If someone stole your wallet, certainly you would believe it was still yours. This, in fact, is the analogy once used by Sen. Inouye at a Hawaiian Civic Club convention: “I could take your wallet. I could keep it for many years. I could even take it as far away as Washington, but it would still be your wallet.”
Mr. Coffee says he never met a person who is not Hawaiian who feels guilty about this. There are, in fact, thousands of us who do not have Hawaiian blood who know that we are guests of very gracious hosts. I am one of them. Guests do not shove hosts out of the way, take their assets and refuse to consider their rights. Colonizers do.
Holly Henderson
Punchbowl
Forgiveness Project
Jerry Coffee writes, “I have never met a non-Hawaiian with a guilt complex or who was fretting about lack of ‘closure’ on native Hawaiian issues.” Yes, he has - he’s met me, and I can think of a few other people we both know who support Hawaiian sovereignty. The Hawaii Forgiveness Project is a mostly haole group of lawyers, entrepreneurs, professors, doctors and others who are exploring how to make things right in the aftermath of the overthrow. The mechanics of how best to restore the nation of Hawaii may be debated, but many of us are working toward that goal. I invite anyone who feels the need for closure to join us: hawaiiforgivenessproject.org.
Makana Risser Chai
Honolulu
Let Arabs decide
Patrick Buchanan, referring specifically to Egypt but also to the wider unrest in the Arab world, is no doubt correct in writing, “Revolutions liberate people from tyranny, but also free them to indulge old hates, settle old scores and give vent to their passions.”
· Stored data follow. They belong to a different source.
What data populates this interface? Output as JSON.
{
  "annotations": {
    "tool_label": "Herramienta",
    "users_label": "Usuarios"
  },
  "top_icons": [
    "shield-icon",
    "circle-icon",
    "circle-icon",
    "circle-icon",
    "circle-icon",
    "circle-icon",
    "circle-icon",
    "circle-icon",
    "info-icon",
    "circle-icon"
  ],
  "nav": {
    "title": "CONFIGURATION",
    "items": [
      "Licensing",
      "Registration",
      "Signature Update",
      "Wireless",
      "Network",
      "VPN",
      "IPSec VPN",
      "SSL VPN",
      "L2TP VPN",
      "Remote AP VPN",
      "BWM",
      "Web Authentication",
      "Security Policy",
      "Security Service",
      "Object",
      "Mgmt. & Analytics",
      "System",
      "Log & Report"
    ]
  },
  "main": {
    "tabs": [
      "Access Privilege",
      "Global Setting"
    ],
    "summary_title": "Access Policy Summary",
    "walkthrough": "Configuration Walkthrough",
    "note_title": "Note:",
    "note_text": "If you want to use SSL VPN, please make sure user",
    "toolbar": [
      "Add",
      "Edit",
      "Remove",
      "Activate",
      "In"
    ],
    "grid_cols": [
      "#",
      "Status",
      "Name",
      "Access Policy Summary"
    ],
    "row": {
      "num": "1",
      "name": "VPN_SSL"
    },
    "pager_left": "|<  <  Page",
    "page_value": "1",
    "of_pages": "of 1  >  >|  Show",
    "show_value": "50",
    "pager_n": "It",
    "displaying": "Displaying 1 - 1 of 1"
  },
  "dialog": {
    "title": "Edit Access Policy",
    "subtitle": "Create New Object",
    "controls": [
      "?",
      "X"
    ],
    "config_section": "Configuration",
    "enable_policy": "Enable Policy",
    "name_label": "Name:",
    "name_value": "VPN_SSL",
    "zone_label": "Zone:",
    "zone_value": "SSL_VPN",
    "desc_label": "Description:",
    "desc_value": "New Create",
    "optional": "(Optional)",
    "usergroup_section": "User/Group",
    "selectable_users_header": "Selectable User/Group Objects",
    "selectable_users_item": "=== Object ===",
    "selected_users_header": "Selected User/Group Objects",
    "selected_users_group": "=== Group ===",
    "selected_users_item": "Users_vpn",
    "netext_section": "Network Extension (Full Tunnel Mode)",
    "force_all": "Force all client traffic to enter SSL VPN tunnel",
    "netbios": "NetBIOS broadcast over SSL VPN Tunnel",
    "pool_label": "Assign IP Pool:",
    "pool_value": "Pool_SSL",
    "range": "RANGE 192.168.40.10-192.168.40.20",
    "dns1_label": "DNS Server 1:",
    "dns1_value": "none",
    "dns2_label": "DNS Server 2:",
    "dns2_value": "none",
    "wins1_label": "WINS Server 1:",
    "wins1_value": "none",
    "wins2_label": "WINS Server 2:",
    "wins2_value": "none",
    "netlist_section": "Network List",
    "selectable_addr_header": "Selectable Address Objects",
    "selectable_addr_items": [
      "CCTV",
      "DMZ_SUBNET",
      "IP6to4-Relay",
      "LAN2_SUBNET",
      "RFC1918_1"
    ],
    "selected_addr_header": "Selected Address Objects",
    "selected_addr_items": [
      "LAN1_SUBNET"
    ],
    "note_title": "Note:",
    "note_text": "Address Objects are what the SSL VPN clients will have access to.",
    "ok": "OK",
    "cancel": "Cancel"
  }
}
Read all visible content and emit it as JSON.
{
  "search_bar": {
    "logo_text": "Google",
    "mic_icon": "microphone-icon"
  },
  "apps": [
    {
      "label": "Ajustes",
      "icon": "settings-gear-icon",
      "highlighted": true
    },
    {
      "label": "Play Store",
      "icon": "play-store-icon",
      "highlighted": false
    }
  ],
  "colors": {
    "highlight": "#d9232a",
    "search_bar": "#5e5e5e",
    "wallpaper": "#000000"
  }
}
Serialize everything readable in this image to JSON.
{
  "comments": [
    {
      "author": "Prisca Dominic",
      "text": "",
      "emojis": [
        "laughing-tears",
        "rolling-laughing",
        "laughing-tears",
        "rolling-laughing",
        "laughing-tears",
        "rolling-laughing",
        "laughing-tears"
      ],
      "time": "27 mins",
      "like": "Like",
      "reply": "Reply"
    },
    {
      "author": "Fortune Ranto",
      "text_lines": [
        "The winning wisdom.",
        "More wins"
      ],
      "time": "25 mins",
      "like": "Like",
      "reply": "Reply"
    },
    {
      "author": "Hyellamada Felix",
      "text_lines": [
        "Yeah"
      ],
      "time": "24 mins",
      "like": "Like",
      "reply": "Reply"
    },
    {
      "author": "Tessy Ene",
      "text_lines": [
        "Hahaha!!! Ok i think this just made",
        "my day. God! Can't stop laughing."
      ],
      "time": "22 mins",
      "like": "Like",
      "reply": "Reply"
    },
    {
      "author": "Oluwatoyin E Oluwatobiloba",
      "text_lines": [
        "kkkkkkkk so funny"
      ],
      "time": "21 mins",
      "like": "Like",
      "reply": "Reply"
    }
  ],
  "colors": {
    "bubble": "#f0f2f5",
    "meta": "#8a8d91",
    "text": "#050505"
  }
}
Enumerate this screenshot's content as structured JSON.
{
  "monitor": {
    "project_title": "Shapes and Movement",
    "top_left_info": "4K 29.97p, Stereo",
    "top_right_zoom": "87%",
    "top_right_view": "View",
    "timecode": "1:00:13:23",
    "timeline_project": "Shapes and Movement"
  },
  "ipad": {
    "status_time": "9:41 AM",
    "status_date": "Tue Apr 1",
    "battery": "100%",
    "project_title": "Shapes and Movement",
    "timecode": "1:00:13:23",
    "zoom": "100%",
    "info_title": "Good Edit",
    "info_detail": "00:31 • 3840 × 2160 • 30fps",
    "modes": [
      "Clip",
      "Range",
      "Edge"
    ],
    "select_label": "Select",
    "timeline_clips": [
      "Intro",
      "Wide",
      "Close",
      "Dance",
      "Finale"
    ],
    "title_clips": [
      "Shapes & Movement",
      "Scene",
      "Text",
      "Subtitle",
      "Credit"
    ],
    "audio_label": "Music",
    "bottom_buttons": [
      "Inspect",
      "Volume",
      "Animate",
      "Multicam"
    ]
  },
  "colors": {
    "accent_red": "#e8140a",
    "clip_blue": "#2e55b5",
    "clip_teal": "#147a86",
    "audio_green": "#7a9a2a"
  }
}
Certainly that’s true in Iraq, where a war initiated by the United States inflamed intra-Muslim hatred.
Yes, there is a danger of radical Islamists in these Arab countries coming to power after the overthrow of longtime dictators. But that is a matter for people in those countries to decide. It is their sovereign right. Americans may not like the outcome, but that matters little. Remember, a lot of people around the world don’t always approve of what the U.S. does.